« Trop gay » pour les studios hollywoodiens et pour une distribution dans les salles états-uniennes, finalement produit et diffusé par la chaîne de télévision HBO, après avoir été présenté à Cannes, ce film est moins le biopic de Liberace, comme annoncé, que celui de Scott Thorson, son amant « secret » entre 1977 et 1982. D’ailleurs, le scénario est basé sur le livre autobiographique de Thorson, Behind the Candelabra – My Life with Liberace. Loin d’être ainsi une tentative d’approche objective de ce que fut la vie de Liberace entre 1977 et 1987 (année de sa mort), Ma vie avec Liberace est un pur récit subjectif, tout empreint de la personnalité de Thorson. D’où cette fascination un peu béate pour l’homme de scène, ce romantisme naïf qui transpire de cette histoire aux accents de mélodrame. La réalité était probablement autre. Quoi qu’il en soit, ce regard donne matière à un film étonnant et intéressant à plus d’un titre.
Steven Soderbergh, pour ce qui doit être sa dernière réalisation, selon ses dires, a visiblement eu les moyens et les coudées franches pour faire revivre l’artiste et son univers. Côté scène : le pianiste exubérant, charmeur des ces dames ; ses costumes improbables, ses shows kitschissimes, tout en strass et paillettes. Côté privé : l’homosexuel ardant, vivant entre ses mignons et ses chiens, au cœur d’une luxueuse villa au baroque clinquant. Tout y est : le marbre, les dorures, le jacuzzi avec coupes de champagne, mais aussi les brushings, les liftings… Chapeau aux décorateurs, costumiers, maquilleurs. Certes, on frôle parfois l’indigestion d’artifices et de boursouflures, mais c’est le sujet qui veut ça. Sujet que Soderbergh aborde avec une ambivalence de bon ton sur le plan formel, compensant la démesure de la reconstitution par une réalisation mesurée, élégante, glissant classiquement sur les velours et les satins. Ambivalence aussi sur le fond, cultivant l’éblouissement et la distance ironique, le rose bonbon et le noir amer. Il y a dans le portrait des deux hommes et dans la peinture de leur relation des traits finement nuancés : amusants, tendres, monstrueux, pathétiques. Amusants via l’esthétique gay seventies, le côté old queen exubérante de Liberace, mais sans outrance caricaturale façon Cage aux folles. Tendres et monstrueux sont les traits d’amour, avec ce Liberace généreux et aimant, égocentrique et tyrannique (il va jusqu’à imposer une opération de chirurgie esthétique à son amant, afin qu’il lui ressemble plus), cumulant aussi les figures d’amant, d’ami et de père auprès de son jeune gigolo soumis. Dimension pathétique, enfin, lorsqu’il s’agit de dévoiler la réalité sous les apparences (la toxicomanie de l’un, le sida de l’autre, les règlements de comptes après la passion…). Soderbergh réussit bien les scènes intimes, les plus casse-gueule, en allant autant dans le registre glamour que dans la chronique quotidienne. Il réussit aussi à faire de cette histoire singulière une sorte de symbole aux résonances sociologiques, en montrant la façon dont l’homosexualité était vécue et perçue à l’époque, médiatiquement du moins, entre déni et tabou. Le plan sur la une de journal mentionnant la mort de Rock Hudson est un bon clin d’œil, établissant un parallèle entre les destinées de l’acteur et du pianiste.

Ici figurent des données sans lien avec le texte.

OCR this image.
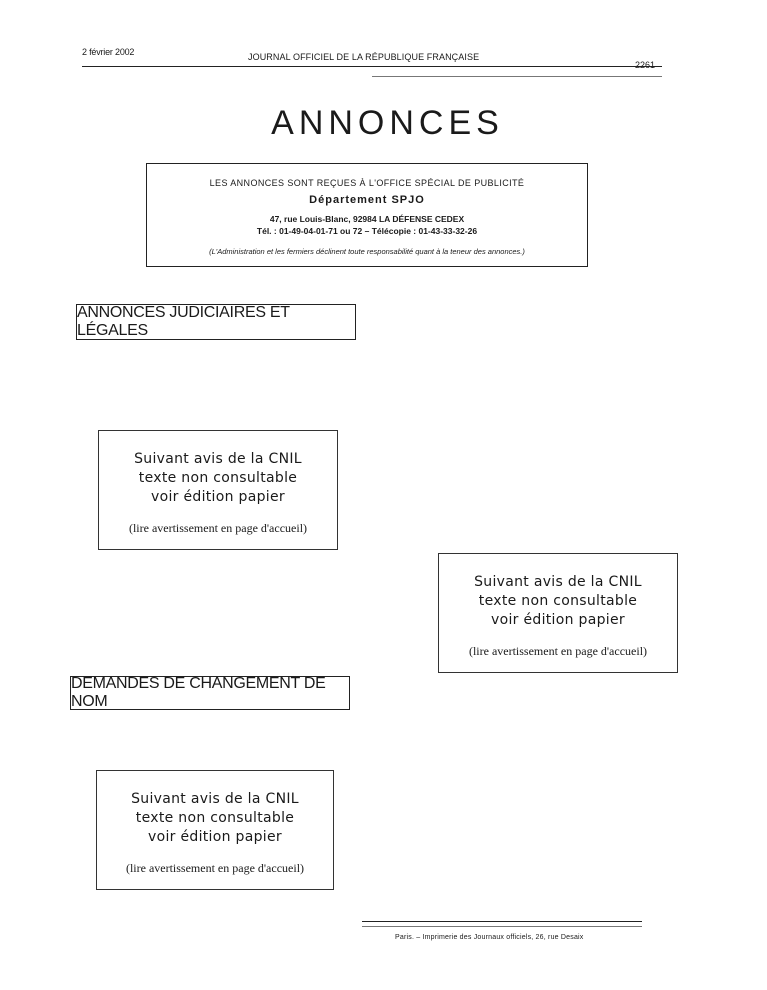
2 février 2002	JOURNAL OFFICIEL DE LA RÉPUBLIQUE FRANÇAISE
2261
ANNONCES
LES ANNONCES SONT REÇUES À L'OFFICE SPÉCIAL DE PUBLICITÉ
Département SPJO
47, rue Louis-Blanc, 92984 LA DÉFENSE CEDEX
Tél. : 01-49-04-01-71 ou 72 – Télécopie : 01-43-33-32-26
(L'Administration et les fermiers déclinent toute responsabilité quant à la teneur des annonces.)
ANNONCES JUDICIAIRES ET LÉGALES
Suivant avis de la CNIL
texte non consultable
voir édition papier
(lire avertissement en page d'accueil)
Suivant avis de la CNIL
texte non consultable
voir édition papier
(lire avertissement en page d'accueil)
DEMANDES DE CHANGEMENT DE NOM
Suivant avis de la CNIL
texte non consultable
voir édition papier
(lire avertissement en page d'accueil)
Paris. – Imprimerie des Journaux officiels, 26, rue Desaix
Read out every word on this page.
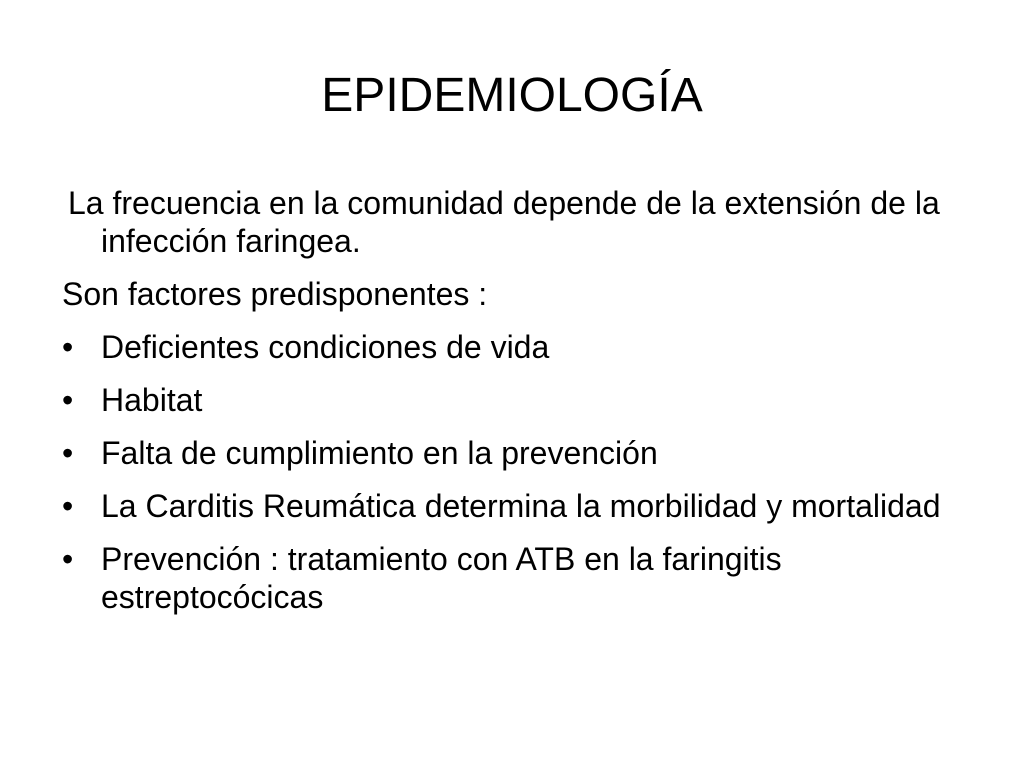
EPIDEMIOLOGÍA
La frecuencia en la comunidad depende de la extensión de la infección faringea.
Son factores predisponentes :
• Deficientes condiciones de vida
• Habitat
• Falta de cumplimiento en la prevención
• La Carditis Reumática determina la morbilidad y mortalidad
• Prevención : tratamiento con ATB en la faringitis estreptocócicas
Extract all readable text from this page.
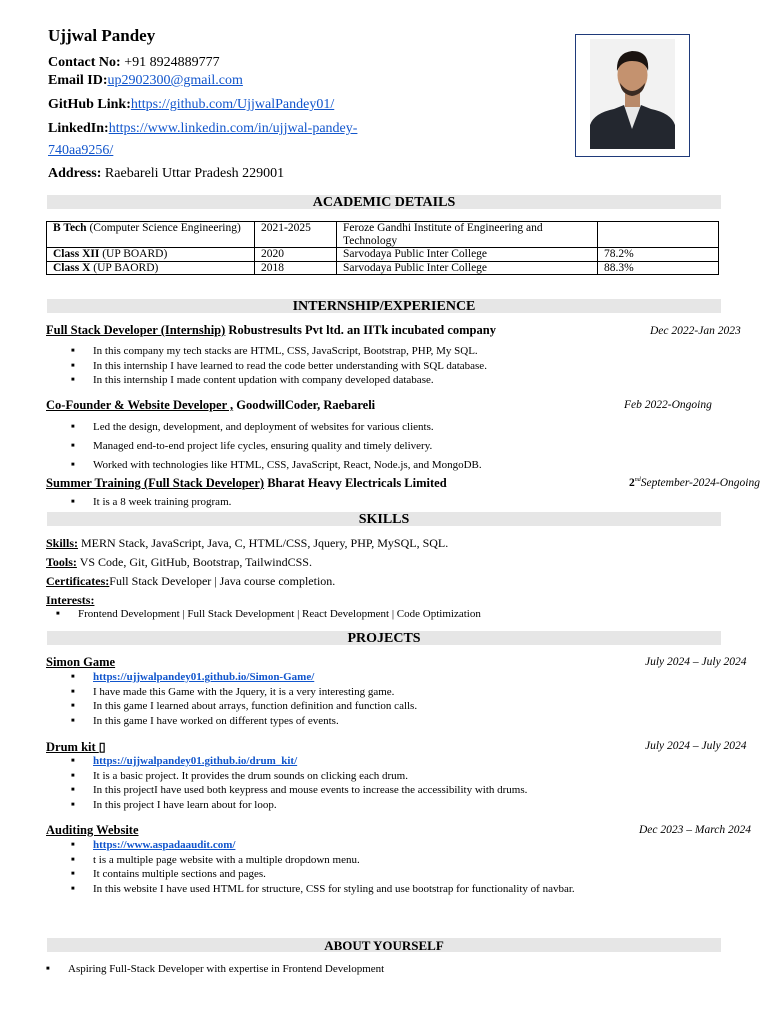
Ujjwal Pandey
Contact No: +91 8924889777
Email ID:up2902300@gmail.com
GitHub Link:https://github.com/UjjwalPandey01/
LinkedIn:https://www.linkedin.com/in/ujjwal-pandey-
740aa9256/
Address: Raebareli Uttar Pradesh 229001
ACADEMIC DETAILS
B Tech (Computer Science Engineering)	2021-2025	Feroze Gandhi Institute of Engineering and Technology	
Class XII (UP BOARD)	2020	Sarvodaya Public Inter College	78.2%
Class X (UP BAORD)	2018	Sarvodaya Public Inter College	88.3%
INTERNSHIP/EXPERIENCE
Full Stack Developer (Internship) Robustresults Pvt ltd. an IITk incubated company	Dec 2022-Jan 2023
■ In this company my tech stacks are HTML, CSS, JavaScript, Bootstrap, PHP, My SQL.
■ In this internship I have learned to read the code better understanding with SQL database.
■ In this internship I made content updation with company developed database.
Co-Founder & Website Developer , GoodwillCoder, Raebareli	Feb 2022-Ongoing
■ Led the design, development, and deployment of websites for various clients.
■ Managed end-to-end project life cycles, ensuring quality and timely delivery.
■ Worked with technologies like HTML, CSS, JavaScript, React, Node.js, and MongoDB.
Summer Training (Full Stack Developer) Bharat Heavy Electricals Limited	2ndSeptember-2024-Ongoing
■ It is a 8 week training program.
SKILLS
Skills: MERN Stack, JavaScript, Java, C, HTML/CSS, Jquery, PHP, MySQL, SQL.
Tools: VS Code, Git, GitHub, Bootstrap, TailwindCSS.
Certificates:Full Stack Developer | Java course completion.
Interests:
■ Frontend Development | Full Stack Development | React Development | Code Optimization
PROJECTS
Simon Game	July 2024 – July 2024
■ https://ujjwalpandey01.github.io/Simon-Game/
■ I have made this Game with the Jquery, it is a very interesting game.
■ In this game I learned about arrays, function definition and function calls.
■ In this game I have worked on different types of events.
Drum kit ▯	July 2024 – July 2024
■ https://ujjwalpandey01.github.io/drum_kit/
■ It is a basic project. It provides the drum sounds on clicking each drum.
■ In this projectI have used both keypress and mouse events to increase the accessibility with drums.
■ In this project I have learn about for loop.
Auditing Website	Dec 2023 – March 2024
■ https://www.aspadaaudit.com/
■ t is a multiple page website with a multiple dropdown menu.
■ It contains multiple sections and pages.
■ In this website I have used HTML for structure, CSS for styling and use bootstrap for functionality of navbar.
ABOUT YOURSELF
■ Aspiring Full-Stack Developer with expertise in Frontend Development
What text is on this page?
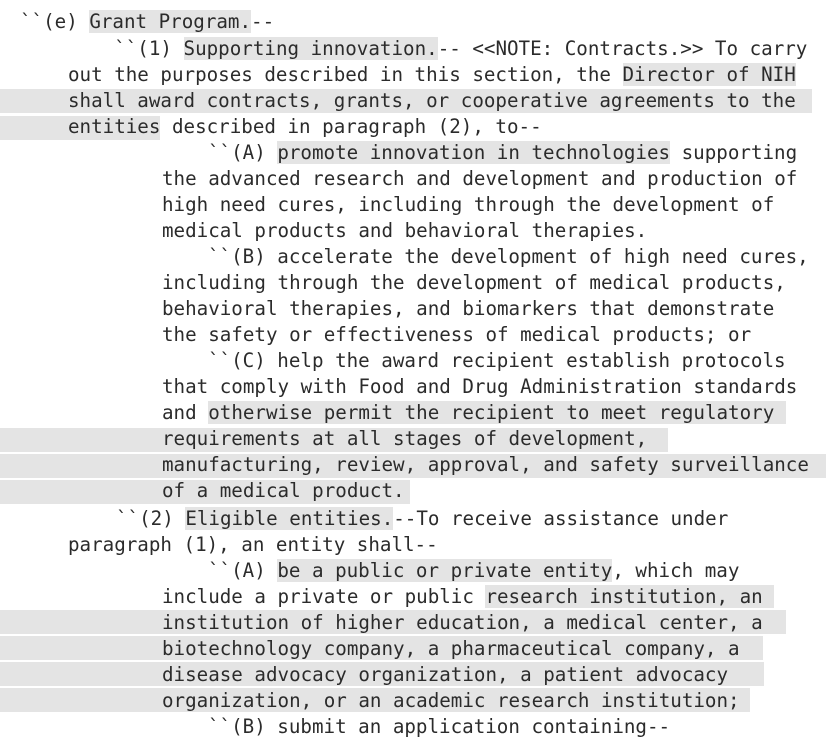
``(e) Grant Program.--
``(1) Supporting innovation.-- <<NOTE: Contracts.>> To carry
out the purposes described in this section, the Director of NIH
shall award contracts, grants, or cooperative agreements to the
entities described in paragraph (2), to--
``(A) promote innovation in technologies supporting
the advanced research and development and production of
high need cures, including through the development of
medical products and behavioral therapies.
``(B) accelerate the development of high need cures,
including through the development of medical products,
behavioral therapies, and biomarkers that demonstrate
the safety or effectiveness of medical products; or
``(C) help the award recipient establish protocols
that comply with Food and Drug Administration standards
and otherwise permit the recipient to meet regulatory
requirements at all stages of development,
manufacturing, review, approval, and safety surveillance
of a medical product.
``(2) Eligible entities.--To receive assistance under
paragraph (1), an entity shall--
``(A) be a public or private entity, which may
include a private or public research institution, an
institution of higher education, a medical center, a
biotechnology company, a pharmaceutical company, a
disease advocacy organization, a patient advocacy
organization, or an academic research institution;
``(B) submit an application containing--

Mais plus que tout, le film vaut évidemment le coup d’œil pour son casting improbable, avec notamment un duo central en contre-emploi absolu : Michael Douglas et Matt Damon n’ont pas eu froid aux yeux, n’ont pas eu peur de jouer avec leur image. Leurs performances sont bluffantes. On a beaucoup focalisé sur Douglas en Liberace. Mais ce que fait Damon est probablement encore plus impressionnant, son rôle étant moins typé que celui de Douglas, lequel était peut-être plus facile à épouser dans ses excès. Tous les deux livrent en tout cas des prestations mémorables et audacieuses. Ils sont entourés d’une pléiade d’acteurs sur le retour, également souvent en contre-emploi, qui ajoutent à la surprise du film : Dan Aykroyd (The Blues Brothers, Ghostbusters), Scott Bakula (Code Quantum), Rob Lowe (The Outsiders, Wayne’s World), Debbie Reynolds (Chantons sous la pluie…).